Democratic presidential nominee Joe Biden’s campaign released staff diversity numbers on Saturday after months of delay, revealing that the campaign’s staff is mostly women and that more than one-third are people of color and prompting the Trump campaign to release its own numbers.
Biden’s full-time staff includes 35% people of color, and his senior staff is 36% people of color. Moreover, 53% of the full-time staff are women, as are 58% of senior staffers. Five percent of staffers declined to specify their race.
The numbers did not include a breakdown of LGBTQ staff members, and the campaign did not detail how many staffers of color are Black, Latino, Asian American or Native American.
The Trump campaign said its senior staff was 52% women, and the full-time staff was 56% women. It also said a quarter of their senior staffers were people of color, but said the percentage of full-time staffers who were people of color was “not available.”
Trump is regularly criticized for racist campaign tactics and messaging, most recently pointedly defending statues of Confederate leaders as part of “our heritage” and calling the coronavirus pandemic the “kung flu.”
Biden boasted in December of having the “most diverse staff of anybody running” in the Democratic primary but declined to release data to that effect. At the time, the campaigns of Massachusetts Sen. Elizabeth Warren, Vermont Sen. Bernie Sanders and then-Mayor Pete Buttigieg all said their campaigns were made up of about 40% people of color.
The Biden campaign defined senior staffers as including “department heads, senior advisors, deputy campaign managers and senior consultants who spend the majority of their time on the campaign, and others.”
“We are still continuing the hiring process and expect to continue to add key leaders across the campaign,” the campaign said.
Subscribe to the Politics email.
From Washington to the campaign trail, get the latest politics news.
The Biden campaign came under increasing pressure to release the data in recent days, following a BuzzFeed story highlighting their failure to do so. During a town hall with the group Asian and Pacific Islander American Vote on Saturday, Biden promised PBS NewsHour Host Amna Nawaz that his campaign would release the data.
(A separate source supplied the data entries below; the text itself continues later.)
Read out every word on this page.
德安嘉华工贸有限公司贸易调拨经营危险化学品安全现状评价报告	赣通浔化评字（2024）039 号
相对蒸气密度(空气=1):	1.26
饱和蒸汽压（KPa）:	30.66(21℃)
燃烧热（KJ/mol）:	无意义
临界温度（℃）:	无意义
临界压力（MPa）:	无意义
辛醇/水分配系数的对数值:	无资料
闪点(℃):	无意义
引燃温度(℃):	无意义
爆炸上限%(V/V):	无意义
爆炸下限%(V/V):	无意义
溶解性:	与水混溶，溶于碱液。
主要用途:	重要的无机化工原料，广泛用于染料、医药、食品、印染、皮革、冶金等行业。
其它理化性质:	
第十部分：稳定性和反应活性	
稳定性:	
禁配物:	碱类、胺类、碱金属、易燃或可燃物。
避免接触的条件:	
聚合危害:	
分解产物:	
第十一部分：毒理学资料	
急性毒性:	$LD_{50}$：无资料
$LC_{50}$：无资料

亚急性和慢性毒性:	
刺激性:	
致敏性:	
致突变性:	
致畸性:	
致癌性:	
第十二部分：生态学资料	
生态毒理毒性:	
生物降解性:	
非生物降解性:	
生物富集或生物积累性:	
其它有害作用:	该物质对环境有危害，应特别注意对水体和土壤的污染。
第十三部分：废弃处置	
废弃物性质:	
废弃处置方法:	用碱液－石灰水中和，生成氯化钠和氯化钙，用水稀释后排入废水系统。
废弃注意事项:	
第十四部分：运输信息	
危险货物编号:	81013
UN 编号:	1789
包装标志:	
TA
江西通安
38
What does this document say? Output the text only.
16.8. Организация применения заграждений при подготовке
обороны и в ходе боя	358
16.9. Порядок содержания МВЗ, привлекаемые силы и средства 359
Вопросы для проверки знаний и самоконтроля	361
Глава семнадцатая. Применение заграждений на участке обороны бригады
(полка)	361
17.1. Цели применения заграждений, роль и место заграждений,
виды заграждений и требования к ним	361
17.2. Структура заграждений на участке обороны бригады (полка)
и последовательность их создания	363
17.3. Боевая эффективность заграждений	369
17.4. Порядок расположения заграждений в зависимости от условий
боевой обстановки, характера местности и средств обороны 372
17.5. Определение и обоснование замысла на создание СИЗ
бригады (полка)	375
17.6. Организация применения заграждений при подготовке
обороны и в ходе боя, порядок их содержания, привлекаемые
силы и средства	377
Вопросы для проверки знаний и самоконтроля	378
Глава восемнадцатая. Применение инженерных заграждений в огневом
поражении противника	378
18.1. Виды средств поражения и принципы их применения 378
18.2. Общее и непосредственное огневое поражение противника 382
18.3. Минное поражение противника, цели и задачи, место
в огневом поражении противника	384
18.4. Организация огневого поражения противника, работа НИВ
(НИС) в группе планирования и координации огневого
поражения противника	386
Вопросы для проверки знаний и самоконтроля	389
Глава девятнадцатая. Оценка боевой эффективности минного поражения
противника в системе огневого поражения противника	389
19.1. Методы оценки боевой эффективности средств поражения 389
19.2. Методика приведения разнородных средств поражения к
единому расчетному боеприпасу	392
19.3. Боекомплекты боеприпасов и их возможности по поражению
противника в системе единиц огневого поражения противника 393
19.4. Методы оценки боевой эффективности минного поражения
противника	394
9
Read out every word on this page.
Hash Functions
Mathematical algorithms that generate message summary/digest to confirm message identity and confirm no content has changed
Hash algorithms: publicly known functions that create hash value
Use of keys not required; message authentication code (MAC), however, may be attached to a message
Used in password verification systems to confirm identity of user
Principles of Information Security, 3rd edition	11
“The fact of the matter is we have a very diverse staff, and we have a diverse staff that goes across the board,” Biden said during the town hall.
While Biden’s victory in the primary was in large part thanks to Black voters’ overwhelming support of him, and while he holds a substantial lead over President Donald Trump with voters of color, some Democrats have worried about the diversity of Biden’s top advisers in an election taking place during an era of racial strife and where turning out young people of color could be crucial to a Democratic victory.
Biden has a number of key outside and inside advisers who are people of color, including senior campaign advisers Symone Sanders and Cristobal Alex, and Reps. Cedric Richmond of Louisiana and Jim Clyburn of South Carolina. But virtually all of Biden’s core inner circle, which includes long-time advisers like Mike Donilon, Steve Ricchetti, and Biden’s sister Valerie Biden Owens, is white.
Corporations and campaigns across the country have faced calls to reveal how diverse their staffs are during the weeks of reckoning with racism that followed the death of George Floyd at the hands of Minneapolis police officers.